From the interview on the CBD Academic blog:
Matthew: In your book, you state “this book, quixotic as it may seem, seeks to do for biblical theology what Kevin Vanhoozer has done for Hermeneutics and David Wells has done for evangelical theology” (38). Can you unpack this statement for us in direct relation to your project?
Hamilton: In my humble opinion, modern western culture is committing intellectual suicide.
In his book Is There a Meaning in This Text?, Kevin Vanhoozer lovingly seeks to intervene by patiently vindicating the idea that the task of interpreting a text is the task of seeking to understand what the author of a text meant to communicate (authorial intent). The idea of seeking an author’s intent has been slandered and maligned with all manner of sophisticated sounding logical and rhetorical fallacies from scoundrels who refuse to do unto others as they would have done unto themselves. When they write, they want to be interpreted according to their intent, but they would deny this privilege to the authors of the texts they distort and pervert with so much post-modern slime. Vanhoozer waded through all the muck, exposing logical and rhetorical fallacies and cutting a path for any who wish to follow him to the solid ground of virtuous interpretation.

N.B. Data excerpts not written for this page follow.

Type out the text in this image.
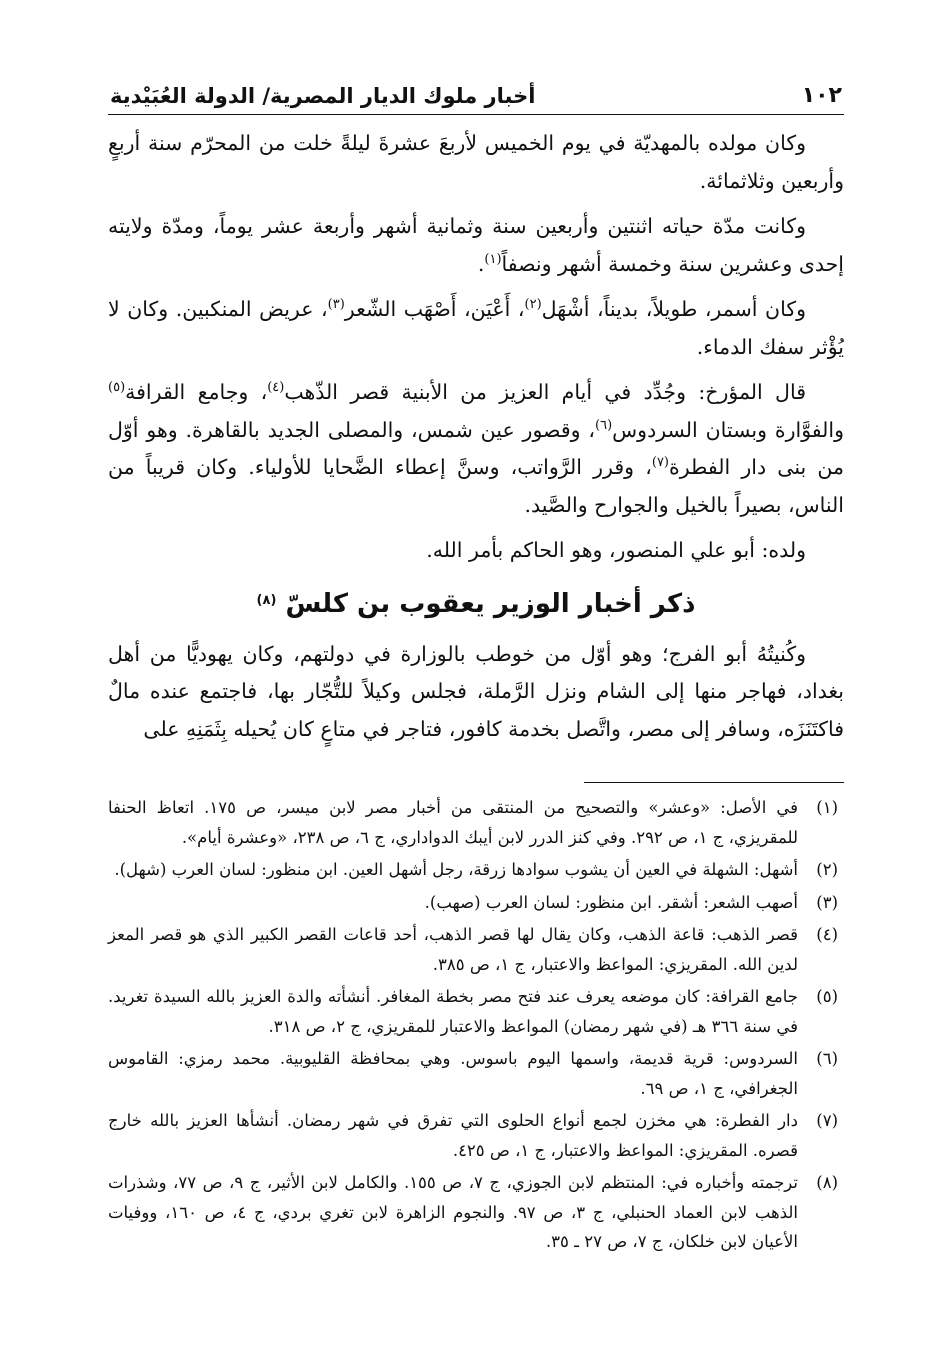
١٠٢
أخبار ملوك الديار المصرية/ الدولة العُبَيْدية

وكان مولده بالمهديّة في يوم الخميس لأربعَ عشرةَ ليلةً خلت من المحرّم سنة أربعٍ وأربعين وثلاثمائة.

وكانت مدّة حياته اثنتين وأربعين سنة وثمانية أشهر وأربعة عشر يوماً، ومدّة ولايته إحدى وعشرين سنة وخمسة أشهر ونصفاً$^{(١)}$.

وكان أسمر، طويلاً، بديناً، أشْهَل$^{(٢)}$، أَعْيَن، أَصْهَب الشّعر$^{(٣)}$، عريض المنكبين. وكان لا يُؤْثر سفك الدماء.

قال المؤرخ: وجُدِّد في أيام العزيز من الأبنية قصر الذّهب$^{(٤)}$، وجامع القرافة$^{(٥)}$ والفوَّارة وبستان السردوس$^{(٦)}$، وقصور عين شمس، والمصلى الجديد بالقاهرة. وهو أوّل من بنى دار الفطرة$^{(٧)}$، وقرر الرَّواتب، وسنَّ إعطاء الضَّحايا للأولياء. وكان قريباً من الناس، بصيراً بالخيل والجوارح والصَّيد.

ولده: أبو علي المنصور، وهو الحاكم بأمر الله.

ذكر أخبار الوزير يعقوب بن كلسّ $^{(٨)}$

وكُنيتُهُ أبو الفرج؛ وهو أوّل من خوطب بالوزارة في دولتهم، وكان يهوديًّا من أهل بغداد، فهاجر منها إلى الشام ونزل الرَّملة، فجلس وكيلاً للتُّجّار بها، فاجتمع عنده مالٌ فاكتَنَزَه، وسافر إلى مصر، واتَّصل بخدمة كافور، فتاجر في متاعٍ كان يُحيله بِثَمَنِهِ على

(١)
في الأصل: «وعشر» والتصحيح من المنتقى من أخبار مصر لابن ميسر، ص ١٧٥. اتعاظ الحنفا للمقريزي، ج ١، ص ٢٩٢. وفي كنز الدرر لابن أيبك الدواداري، ج ٦، ص ٢٣٨، «وعشرة أيام».
(٢)
أشهل: الشهلة في العين أن يشوب سوادها زرقة، رجل أشهل العين. ابن منظور: لسان العرب (شهل).
(٣)
أصهب الشعر: أشقر. ابن منظور: لسان العرب (صهب).
(٤)
قصر الذهب: قاعة الذهب، وكان يقال لها قصر الذهب، أحد قاعات القصر الكبير الذي هو قصر المعز لدين الله. المقريزي: المواعظ والاعتبار، ج ١، ص ٣٨٥.
(٥)
جامع القرافة: كان موضعه يعرف عند فتح مصر بخطة المغافر. أنشأته والدة العزيز بالله السيدة تغريد. في سنة ٣٦٦ هـ (في شهر رمضان) المواعظ والاعتبار للمقريزي، ج ٢، ص ٣١٨.
(٦)
السردوس: قرية قديمة، واسمها اليوم باسوس. وهي بمحافظة القليوبية. محمد رمزي: القاموس الجغرافي، ج ١، ص ٦٩.
(٧)
دار الفطرة: هي مخزن لجمع أنواع الحلوى التي تفرق في شهر رمضان. أنشأها العزيز بالله خارج قصره. المقريزي: المواعظ والاعتبار، ج ١، ص ٤٢٥.
(٨)
ترجمته وأخباره في: المنتظم لابن الجوزي، ج ٧، ص ١٥٥. والكامل لابن الأثير، ج ٩، ص ٧٧، وشذرات الذهب لابن العماد الحنبلي، ج ٣، ص ٩٧. والنجوم الزاهرة لابن تغري بردي، ج ٤، ص ١٦٠، ووفيات الأعيان لابن خلكان، ج ٧، ص ٢٧ ـ ٣٥.
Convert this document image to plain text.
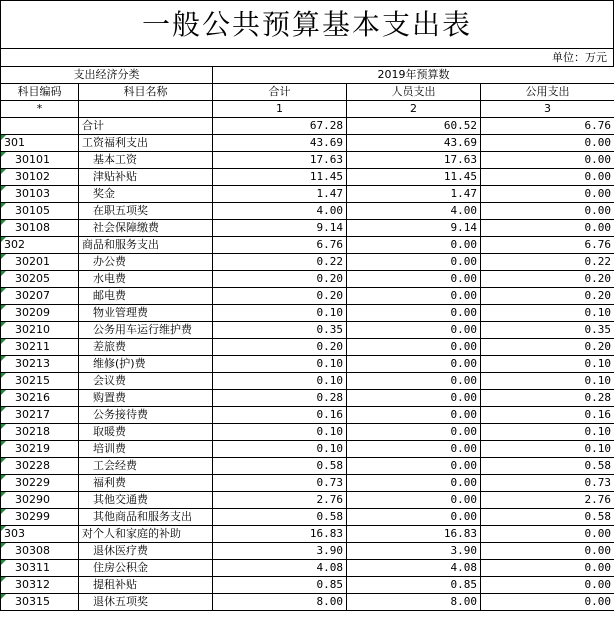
一般公共预算基本支出表
单位：万元
支出经济分类		2019年预算数		
科目编码	科目名称	合计	人员支出	公用支出
*		1	2	3
	合计	67.28	60.52	6.76

301	工资福利支出	43.69	43.69	0.00

30101	基本工资	17.63	17.63	0.00

30102	津贴补贴	11.45	11.45	0.00

30103	奖金	1.47	1.47	0.00

30105	在职五项奖	4.00	4.00	0.00

30108	社会保障缴费	9.14	9.14	0.00

302	商品和服务支出	6.76	0.00	6.76

30201	办公费	0.22	0.00	0.22

30205	水电费	0.20	0.00	0.20

30207	邮电费	0.20	0.00	0.20

30209	物业管理费	0.10	0.00	0.10

30210	公务用车运行维护费	0.35	0.00	0.35

30211	差旅费	0.20	0.00	0.20

30213	维修(护)费	0.10	0.00	0.10

30215	会议费	0.10	0.00	0.10

30216	购置费	0.28	0.00	0.28

30217	公务接待费	0.16	0.00	0.16

30218	取暖费	0.10	0.00	0.10

30219	培训费	0.10	0.00	0.10

30228	工会经费	0.58	0.00	0.58

30229	福利费	0.73	0.00	0.73

30290	其他交通费	2.76	0.00	2.76

30299	其他商品和服务支出	0.58	0.00	0.58

303	对个人和家庭的补助	16.83	16.83	0.00

30308	退休医疗费	3.90	3.90	0.00

30311	住房公积金	4.08	4.08	0.00

30312	提租补贴	0.85	0.85	0.00

30315	退休五项奖	8.00	8.00	0.00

In his book, No Place for Truth, David Wells shows how evangelicalism saw liberal protestantism committing intellectual suicide with western culture, felt left out, and tried to join the party. The problem is not so much that the big ideas of Christianity were challenged as it is that big ideas have become unfashionable. As a result, in many churches the big truths that make Christianity what it is are hidden away so that no one will be troubled with the unpleasant chore of being a thinking human. Wells is calling the church to help humans be what they are–image bearers of God endowed with faculties sufficient for knowing, experiencing, and worshiping God and his mysteries.
So I see Vanhoozer and Wells (and many others!) courageously, patiently, lovingly seeking to save the west, and I want to follow them as they follow Christ. People make all kinds of claims today about how diverse the theology of the Bible is, but what is so shocking about the Bible is its unity, not its diversity. So Vanhoozer engaged the battle for hermeneutics, Wells for evangelical theology, and I’m trying to join the fray on the biblical theological front (following in the footsteps of Tom Schreiner, Desi Alexander, Greg Beale, Stephen Dempster, and others). I don’t know if I’m worthy to stand with them, but I’m honored to seek to join these knights-errant as a fool for Christ’s sake seeking to steward the mysteries of God.